@Nymeria Ehh, I won't stand corrected. It may well be that you have no rule barring characters of colour per se. However, scrutinizing them such that they're nigh impossible to get approved (on a game with a very laborious application process at that) amounts to the same thing.
I doubt lot of people are super keen to play PCs of colour on a game where they are strongly discouraged by a headwiz who's notorious for saying racist things on social media.
@hobos I getcha. I wondered about it myself -- not only is GoT a typical white fantasy setting, the notion of family resemblance, and specifically in terms of hair-colour, is a major plot point. More than once.
I didn't do or say anything about it. Game of Bones had PCs of colour. I even actively encouraged them. But players, all on their own, kept their Lannisters blonde, their Baratheons black-haired, etc. "Not Overtly Forbidden" does not mean "Inevitable".
I did not have problems with PCs of colour having a reason to be in the setting. Because, one, every character needs a reason to be in the specific setting of a game, and players all come up with one. I simply didn't require PoC to have a good and compelling one while white PCs were there for the beer, all characters were allowed to be there for stupid reasons. It's realistic. Also, the Narrow Sea separating Westeros from Essos is narrow. People have been sailing back and forth for somewhere between two and six thousand years. It's just not much of a barrier in the books, so it seems a stretch to be all oh nooooes how could you possibly be there?! on a MU.

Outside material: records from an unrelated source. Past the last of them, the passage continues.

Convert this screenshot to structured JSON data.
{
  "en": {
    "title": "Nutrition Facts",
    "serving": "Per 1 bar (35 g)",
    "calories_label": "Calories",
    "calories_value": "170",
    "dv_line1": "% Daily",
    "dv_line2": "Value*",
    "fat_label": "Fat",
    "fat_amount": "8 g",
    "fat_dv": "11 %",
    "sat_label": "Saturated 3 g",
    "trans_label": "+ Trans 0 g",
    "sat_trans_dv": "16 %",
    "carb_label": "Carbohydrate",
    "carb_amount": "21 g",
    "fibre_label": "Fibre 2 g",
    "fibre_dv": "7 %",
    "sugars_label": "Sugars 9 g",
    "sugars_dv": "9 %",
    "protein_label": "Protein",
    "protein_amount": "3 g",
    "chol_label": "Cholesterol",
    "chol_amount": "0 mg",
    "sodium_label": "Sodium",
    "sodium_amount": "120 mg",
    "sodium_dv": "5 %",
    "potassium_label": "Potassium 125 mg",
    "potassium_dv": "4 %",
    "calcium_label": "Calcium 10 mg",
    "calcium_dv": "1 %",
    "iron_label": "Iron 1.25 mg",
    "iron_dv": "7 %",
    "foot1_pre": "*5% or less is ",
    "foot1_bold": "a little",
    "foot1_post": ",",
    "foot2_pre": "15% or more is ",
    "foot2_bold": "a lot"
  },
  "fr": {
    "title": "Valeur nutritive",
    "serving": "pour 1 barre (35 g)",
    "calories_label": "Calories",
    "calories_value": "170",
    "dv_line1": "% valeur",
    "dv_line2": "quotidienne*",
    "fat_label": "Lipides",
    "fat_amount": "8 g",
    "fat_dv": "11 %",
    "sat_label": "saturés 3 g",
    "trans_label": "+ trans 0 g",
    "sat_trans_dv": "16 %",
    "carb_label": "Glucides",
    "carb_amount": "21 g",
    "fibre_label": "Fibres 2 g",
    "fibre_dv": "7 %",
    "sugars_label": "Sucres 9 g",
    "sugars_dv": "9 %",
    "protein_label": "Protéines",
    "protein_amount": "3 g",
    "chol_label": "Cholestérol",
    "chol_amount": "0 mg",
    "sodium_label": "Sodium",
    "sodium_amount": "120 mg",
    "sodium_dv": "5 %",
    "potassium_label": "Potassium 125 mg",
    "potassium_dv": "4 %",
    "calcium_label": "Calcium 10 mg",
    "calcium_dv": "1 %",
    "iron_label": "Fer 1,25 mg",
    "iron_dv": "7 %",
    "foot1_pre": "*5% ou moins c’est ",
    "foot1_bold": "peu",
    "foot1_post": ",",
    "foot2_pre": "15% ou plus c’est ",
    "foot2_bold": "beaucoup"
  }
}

@Misadventure Pointless info-dump-esque thing. Ned Stark doesn't understand genetics and it's quite likely that George R. R. Martin doesn't either, but Jon actually works out fine -- some primates on Planetos, Valyrian humans notably, have the equivalent of a "dominant white" mutation. In the real world humans don't have this, but a lot of other creatures do. Horses have lots of different ones. So Rhaegar had one copy of the Valyrian white-hair gene and thus the phenotype. Lyanna Stark didn't have the gene, and Jon happened not to get it from Rhaegar, so Jon's brown or black haired depending on your show/book preferences. Interesting, in real world animals having two copies of a dominant white gene often results in neurological dysfunction. Which would explain why Targaryans are often batshit. Dominant white mutations are also often what coat-colour-genetics people call 'leaky', meaning that whatever colour the creature would be without the white gene covering it shows through -- you want a snowy white chicken, you breed recessive white because dominant white is likely to give you a brassy white or a ticked white. If Valyrian white acts that way with blonde, it would explain how generations of Lannisters could 'carry' it and be 'golden' rather than white blonde.
Probably coincidental, but amusing thoughts to me.